Le point de départ de leur étude : à l’aveugle, les buveurs testés ne manifestent pas de préférence entre Pepsi et Coca. Mais quand ils savent ce qu’ils boivent, ils préfèrent le Coca !

Reste une question : pourquoi les buveurs de sodas sont-ils aussi persuadés de pouvoir les reconnaître ? Parce qu’on goûte aussi avec les yeux, comme le rappelle Annick Faurion. Le logo de la marque inscrit sur la canette influence énormément la perception.

« C’est la fonction d’anticipation du système nerveux central qui joue. Si vous mettez du sel à la place du sucre dans votre yaourt, vous allez recracher la première cuillerée avant même d’avoir senti le sel.
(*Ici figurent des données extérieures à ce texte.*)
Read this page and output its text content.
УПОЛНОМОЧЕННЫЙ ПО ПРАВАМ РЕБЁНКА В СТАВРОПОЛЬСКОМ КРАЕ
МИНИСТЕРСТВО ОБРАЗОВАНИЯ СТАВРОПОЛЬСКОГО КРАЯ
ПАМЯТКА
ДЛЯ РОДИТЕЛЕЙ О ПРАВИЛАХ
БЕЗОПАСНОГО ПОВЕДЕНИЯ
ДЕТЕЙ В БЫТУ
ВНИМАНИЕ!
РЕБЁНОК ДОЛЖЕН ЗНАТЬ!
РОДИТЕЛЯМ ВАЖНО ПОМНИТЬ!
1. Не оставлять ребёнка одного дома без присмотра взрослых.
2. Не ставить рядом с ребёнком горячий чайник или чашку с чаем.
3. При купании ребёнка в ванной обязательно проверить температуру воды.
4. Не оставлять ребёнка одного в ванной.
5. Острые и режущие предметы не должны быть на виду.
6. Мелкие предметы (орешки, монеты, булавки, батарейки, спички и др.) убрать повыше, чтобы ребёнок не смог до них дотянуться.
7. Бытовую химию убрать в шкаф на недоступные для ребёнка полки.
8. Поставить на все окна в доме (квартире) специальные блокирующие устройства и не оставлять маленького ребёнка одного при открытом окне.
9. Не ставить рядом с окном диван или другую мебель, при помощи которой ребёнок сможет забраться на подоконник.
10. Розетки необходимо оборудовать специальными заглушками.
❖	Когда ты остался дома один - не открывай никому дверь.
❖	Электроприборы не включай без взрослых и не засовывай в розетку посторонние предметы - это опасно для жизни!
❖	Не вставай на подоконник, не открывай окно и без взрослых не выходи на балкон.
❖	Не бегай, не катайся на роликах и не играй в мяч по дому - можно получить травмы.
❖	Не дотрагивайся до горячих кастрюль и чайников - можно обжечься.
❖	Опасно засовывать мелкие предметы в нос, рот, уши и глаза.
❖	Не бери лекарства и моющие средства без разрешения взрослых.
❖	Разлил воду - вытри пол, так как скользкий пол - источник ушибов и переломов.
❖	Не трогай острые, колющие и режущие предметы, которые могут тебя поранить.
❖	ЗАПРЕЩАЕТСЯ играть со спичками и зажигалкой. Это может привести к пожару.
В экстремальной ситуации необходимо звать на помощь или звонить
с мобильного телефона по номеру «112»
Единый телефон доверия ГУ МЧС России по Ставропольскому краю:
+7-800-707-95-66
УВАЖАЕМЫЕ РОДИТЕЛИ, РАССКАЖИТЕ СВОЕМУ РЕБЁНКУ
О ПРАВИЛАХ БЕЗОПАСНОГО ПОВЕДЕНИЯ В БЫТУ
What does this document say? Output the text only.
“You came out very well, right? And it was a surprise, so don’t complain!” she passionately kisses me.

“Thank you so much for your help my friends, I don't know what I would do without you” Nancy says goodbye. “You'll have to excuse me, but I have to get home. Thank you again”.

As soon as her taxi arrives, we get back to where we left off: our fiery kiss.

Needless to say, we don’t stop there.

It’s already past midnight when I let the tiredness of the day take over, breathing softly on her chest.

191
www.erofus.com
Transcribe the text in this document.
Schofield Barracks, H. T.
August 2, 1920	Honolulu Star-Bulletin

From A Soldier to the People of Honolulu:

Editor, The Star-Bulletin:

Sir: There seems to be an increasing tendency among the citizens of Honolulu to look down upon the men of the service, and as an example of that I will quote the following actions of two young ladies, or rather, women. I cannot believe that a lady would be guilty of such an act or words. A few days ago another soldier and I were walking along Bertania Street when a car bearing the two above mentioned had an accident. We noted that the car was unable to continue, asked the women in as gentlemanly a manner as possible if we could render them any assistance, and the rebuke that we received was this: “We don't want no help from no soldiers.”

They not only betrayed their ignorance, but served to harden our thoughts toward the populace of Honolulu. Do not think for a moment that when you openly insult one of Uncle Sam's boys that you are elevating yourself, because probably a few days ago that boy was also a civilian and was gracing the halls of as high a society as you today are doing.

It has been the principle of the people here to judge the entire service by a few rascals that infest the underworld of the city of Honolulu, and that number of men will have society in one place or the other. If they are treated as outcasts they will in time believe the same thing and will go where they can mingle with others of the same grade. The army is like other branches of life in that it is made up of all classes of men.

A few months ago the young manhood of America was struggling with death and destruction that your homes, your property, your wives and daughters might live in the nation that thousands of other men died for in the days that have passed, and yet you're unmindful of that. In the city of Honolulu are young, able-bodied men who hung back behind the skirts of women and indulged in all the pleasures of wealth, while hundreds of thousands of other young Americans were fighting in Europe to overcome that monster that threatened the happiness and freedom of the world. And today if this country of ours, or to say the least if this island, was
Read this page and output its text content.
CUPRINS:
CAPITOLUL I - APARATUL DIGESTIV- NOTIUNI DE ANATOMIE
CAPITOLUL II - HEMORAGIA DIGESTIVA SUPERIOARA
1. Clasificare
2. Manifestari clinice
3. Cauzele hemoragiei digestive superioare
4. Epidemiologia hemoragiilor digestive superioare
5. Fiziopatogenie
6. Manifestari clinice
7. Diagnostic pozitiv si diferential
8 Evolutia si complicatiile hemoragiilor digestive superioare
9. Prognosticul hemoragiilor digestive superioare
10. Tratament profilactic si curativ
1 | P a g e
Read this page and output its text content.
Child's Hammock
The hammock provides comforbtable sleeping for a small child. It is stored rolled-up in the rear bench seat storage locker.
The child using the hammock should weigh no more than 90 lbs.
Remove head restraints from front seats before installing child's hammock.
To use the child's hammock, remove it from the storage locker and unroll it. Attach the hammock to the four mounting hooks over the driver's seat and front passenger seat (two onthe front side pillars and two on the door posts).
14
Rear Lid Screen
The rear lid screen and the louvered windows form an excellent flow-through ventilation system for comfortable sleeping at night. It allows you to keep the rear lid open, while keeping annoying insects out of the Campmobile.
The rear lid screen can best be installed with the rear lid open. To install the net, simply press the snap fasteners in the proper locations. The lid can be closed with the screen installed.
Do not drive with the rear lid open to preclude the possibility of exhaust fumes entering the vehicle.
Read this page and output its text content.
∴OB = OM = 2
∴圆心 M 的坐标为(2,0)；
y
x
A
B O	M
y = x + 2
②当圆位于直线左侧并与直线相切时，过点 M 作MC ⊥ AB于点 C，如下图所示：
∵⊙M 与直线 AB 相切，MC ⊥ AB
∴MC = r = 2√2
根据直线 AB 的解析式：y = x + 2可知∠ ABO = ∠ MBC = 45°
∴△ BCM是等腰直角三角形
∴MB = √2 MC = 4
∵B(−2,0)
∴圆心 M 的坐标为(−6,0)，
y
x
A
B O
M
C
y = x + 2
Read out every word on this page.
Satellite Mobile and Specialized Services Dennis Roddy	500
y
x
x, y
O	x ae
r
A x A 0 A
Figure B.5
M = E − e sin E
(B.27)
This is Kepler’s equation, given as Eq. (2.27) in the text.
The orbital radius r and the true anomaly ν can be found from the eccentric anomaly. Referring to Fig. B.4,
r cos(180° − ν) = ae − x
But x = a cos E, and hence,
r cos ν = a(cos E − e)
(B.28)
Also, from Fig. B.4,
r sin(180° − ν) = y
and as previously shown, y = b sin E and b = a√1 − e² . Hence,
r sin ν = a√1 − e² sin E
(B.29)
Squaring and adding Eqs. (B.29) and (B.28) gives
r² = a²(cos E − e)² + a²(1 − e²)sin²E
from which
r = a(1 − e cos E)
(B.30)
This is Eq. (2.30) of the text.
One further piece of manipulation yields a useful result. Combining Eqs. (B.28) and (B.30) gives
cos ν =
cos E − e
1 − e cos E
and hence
Simplement parce que le cerveau avait anticipé l’arrivée d’une saveur sucrée : si la réalité ne correspond pas à l’image sensorielle attendue, celle-ci est instantanément suspecte de danger toxique. »

Enfin, avant de vous lancer des défis en soirée, sachez que le goût, ça se travaille :

« Il y a quelques années, j’ai passé deux mois au Japon. Depuis mon retour, je ne peux plus manger du riz bas de gamme, et je ne mets plus jamais de sauce tomate dedans.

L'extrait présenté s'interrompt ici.